ARYABHAT-1 will allow artificial intelligence and machine learning apps to perform much better and faster
Artificial Intelligence and Machine Learning have been niche subjects with very limited implementations in mainstreaming computing and usage. ML is a subfield of AI, which enables machines to learn from past data or experiences without being explicitly programmed. The Indian Institute of Science (IISc) has developed a design framework to build next-generation analog computing chipsets that could be faster and require less power than the digital chips found in most electronic devices. It has been designed by Pratik Kumar, who is a Ph.D. student at IISc.
With this novel design framework, the IISc research team has built a prototype of an analog chipset called ARYABHAT-1 (Analog Reconfigurable Technology And Bias-scalable Hardware for AI Tasks), that will allow AI and ML apps to perform much better and faster. This type of chipset could be especially helpful for artificial intelligence-based applications such as object or speech recognition think Alexa or Siri. They are useful in operations that require massive parallel computing at high speeds. Most electronic devices, particularly those that involve computing, use digital chips because the design process is simple and scalable.
ARYABHAT-1 for AI and ML tasks:
Chetak Singh Thakur, an Assistant Professor at the Department of Electronic Systems Engineering (DESE), IISc states that The advantage of analog is huge. You will get orders of magnitude improvement in power and size, whose lab is leading the efforts to develop the analog chipset.
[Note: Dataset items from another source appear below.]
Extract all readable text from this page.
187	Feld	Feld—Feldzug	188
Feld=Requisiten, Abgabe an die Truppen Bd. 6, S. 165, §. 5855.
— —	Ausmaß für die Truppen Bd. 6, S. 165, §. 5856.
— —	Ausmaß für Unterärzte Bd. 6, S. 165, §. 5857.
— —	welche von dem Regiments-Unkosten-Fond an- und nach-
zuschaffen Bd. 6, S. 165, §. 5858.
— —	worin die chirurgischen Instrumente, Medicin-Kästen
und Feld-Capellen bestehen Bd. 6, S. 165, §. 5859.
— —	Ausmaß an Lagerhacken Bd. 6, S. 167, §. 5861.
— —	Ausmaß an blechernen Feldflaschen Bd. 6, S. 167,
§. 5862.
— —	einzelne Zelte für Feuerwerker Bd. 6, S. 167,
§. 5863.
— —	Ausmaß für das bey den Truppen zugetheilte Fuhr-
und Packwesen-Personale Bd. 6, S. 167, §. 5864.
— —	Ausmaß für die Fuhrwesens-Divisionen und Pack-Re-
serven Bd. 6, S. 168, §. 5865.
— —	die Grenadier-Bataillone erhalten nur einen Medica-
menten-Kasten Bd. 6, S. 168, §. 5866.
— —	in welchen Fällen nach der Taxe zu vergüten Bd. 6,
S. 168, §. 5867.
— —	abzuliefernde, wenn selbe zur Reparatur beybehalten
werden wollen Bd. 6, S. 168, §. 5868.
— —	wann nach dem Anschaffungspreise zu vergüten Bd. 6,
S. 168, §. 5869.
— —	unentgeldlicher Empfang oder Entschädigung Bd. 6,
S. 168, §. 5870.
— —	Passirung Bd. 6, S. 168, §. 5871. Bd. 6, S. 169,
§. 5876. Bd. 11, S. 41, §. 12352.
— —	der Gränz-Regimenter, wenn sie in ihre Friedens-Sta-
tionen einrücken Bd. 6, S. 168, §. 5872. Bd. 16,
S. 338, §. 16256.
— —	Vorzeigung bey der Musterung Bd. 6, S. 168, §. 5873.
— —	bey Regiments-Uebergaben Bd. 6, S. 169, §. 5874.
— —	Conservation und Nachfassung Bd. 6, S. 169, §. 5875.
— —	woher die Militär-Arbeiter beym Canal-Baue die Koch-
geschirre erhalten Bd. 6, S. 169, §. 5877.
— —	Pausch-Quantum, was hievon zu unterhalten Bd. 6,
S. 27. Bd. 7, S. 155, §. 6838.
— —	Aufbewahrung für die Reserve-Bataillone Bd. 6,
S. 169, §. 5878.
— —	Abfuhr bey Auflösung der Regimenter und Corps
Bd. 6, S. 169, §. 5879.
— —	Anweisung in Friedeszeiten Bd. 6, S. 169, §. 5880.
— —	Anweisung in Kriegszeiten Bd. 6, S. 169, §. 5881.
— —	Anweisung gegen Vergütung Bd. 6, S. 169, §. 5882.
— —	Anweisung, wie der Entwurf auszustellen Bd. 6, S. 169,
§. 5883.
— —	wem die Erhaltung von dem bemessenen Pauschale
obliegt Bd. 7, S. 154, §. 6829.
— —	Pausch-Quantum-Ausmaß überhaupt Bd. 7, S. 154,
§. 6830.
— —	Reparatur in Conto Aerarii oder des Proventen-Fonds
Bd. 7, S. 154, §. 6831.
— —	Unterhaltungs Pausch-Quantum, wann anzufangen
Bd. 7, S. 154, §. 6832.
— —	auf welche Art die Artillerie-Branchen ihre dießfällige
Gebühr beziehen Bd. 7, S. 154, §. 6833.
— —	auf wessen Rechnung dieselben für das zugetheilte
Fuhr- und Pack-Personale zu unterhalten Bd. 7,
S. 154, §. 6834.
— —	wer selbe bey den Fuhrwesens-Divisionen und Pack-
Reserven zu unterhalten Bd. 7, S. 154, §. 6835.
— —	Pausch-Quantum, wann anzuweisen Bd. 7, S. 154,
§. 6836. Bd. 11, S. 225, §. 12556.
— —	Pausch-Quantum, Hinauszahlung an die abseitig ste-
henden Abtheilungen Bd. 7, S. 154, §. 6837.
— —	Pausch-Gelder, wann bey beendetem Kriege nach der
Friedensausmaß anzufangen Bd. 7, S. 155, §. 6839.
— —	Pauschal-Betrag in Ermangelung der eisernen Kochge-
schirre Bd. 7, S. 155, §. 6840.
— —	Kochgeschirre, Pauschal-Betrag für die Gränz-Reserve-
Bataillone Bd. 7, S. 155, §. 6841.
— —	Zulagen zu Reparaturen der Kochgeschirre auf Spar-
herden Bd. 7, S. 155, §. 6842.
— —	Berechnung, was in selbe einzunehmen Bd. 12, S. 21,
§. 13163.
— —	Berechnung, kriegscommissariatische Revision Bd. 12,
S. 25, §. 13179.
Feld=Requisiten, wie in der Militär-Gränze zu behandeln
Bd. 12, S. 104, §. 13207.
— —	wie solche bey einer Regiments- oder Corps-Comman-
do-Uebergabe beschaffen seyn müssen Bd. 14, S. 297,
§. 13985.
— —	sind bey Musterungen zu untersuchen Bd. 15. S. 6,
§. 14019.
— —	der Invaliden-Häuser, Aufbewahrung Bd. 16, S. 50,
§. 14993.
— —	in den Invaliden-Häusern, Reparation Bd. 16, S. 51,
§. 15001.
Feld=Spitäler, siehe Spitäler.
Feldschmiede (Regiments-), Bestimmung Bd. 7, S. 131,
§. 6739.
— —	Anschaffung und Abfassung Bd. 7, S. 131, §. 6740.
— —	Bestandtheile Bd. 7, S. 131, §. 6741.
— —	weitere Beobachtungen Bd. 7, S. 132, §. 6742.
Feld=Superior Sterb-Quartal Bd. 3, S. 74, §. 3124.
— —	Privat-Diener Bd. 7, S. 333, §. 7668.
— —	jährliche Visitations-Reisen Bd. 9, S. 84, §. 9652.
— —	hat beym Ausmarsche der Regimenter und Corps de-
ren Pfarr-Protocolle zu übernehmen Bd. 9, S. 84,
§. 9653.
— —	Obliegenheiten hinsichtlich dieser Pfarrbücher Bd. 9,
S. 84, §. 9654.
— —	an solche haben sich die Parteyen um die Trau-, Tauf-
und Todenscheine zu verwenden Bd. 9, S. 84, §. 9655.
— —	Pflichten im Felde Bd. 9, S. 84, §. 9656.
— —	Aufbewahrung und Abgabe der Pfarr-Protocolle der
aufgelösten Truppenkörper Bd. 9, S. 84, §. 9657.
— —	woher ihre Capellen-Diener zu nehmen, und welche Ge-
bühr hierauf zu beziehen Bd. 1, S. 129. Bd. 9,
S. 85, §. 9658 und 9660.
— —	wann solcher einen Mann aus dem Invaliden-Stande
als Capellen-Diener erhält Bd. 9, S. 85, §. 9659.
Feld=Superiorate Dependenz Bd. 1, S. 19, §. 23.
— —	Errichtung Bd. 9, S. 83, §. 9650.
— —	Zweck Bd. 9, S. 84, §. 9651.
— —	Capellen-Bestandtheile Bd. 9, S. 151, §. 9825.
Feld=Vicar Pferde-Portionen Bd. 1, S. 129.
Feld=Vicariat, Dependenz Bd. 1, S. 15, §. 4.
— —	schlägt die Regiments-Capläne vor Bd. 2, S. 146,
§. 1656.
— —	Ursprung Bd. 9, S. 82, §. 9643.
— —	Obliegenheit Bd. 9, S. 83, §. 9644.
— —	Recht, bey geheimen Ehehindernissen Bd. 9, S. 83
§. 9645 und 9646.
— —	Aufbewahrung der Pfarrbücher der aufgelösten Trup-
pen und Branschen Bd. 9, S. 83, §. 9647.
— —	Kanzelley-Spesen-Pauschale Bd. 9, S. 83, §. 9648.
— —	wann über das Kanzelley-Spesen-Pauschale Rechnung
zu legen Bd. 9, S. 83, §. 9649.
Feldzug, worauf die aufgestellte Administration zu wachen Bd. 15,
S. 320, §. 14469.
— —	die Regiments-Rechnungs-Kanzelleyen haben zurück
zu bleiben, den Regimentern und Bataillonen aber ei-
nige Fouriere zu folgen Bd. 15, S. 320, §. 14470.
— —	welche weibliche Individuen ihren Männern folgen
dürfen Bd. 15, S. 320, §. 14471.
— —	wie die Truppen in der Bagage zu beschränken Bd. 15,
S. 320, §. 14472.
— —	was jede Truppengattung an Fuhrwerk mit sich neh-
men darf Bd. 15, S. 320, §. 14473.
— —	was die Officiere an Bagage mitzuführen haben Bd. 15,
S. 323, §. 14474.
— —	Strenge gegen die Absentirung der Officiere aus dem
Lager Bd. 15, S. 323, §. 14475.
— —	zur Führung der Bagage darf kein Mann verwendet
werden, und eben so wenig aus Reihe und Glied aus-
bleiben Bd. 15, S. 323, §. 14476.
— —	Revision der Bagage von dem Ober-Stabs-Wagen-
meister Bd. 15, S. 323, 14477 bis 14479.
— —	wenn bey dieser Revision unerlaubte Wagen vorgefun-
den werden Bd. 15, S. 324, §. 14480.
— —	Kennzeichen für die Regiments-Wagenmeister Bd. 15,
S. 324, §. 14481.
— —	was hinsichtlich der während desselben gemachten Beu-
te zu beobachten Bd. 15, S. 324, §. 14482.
In applications that do not require precise calculations, analog computing has the potential to outperform digital computing as the former is more energy-efficient.
The IISc researchers say that different machine learning architectures can be programmed on ARYABHAT-1 and like most digital processors, it can operate robustly across a wide range of temperatures. However, there are several technical hurdles to overcome while designing analog chips. Unlike digital chips, testing and co-design analog processors are difficult. And another challenge is trading off precision and speed with power and area is not easy when it comes to analog design. To overcome these challenges, the team has designed a novel framework that allows the development of analog processors which scale just like digital processors.
They add that the architecture is also “bias-scalable” that is, its performance remains the same when the operating conditions like voltage or current are modified. the theory of analog bias-scalable computing being manifested in reality and for practical applications. This means that the same chipset can be configured for either ultra-energy-efficient IoT applications or for high-speed tasks like object detection. The researchers have outlined their findings in two pre-print studies that are currently under peer review. They have also filed patents and are planning to work with industry partners to commercialize the technology.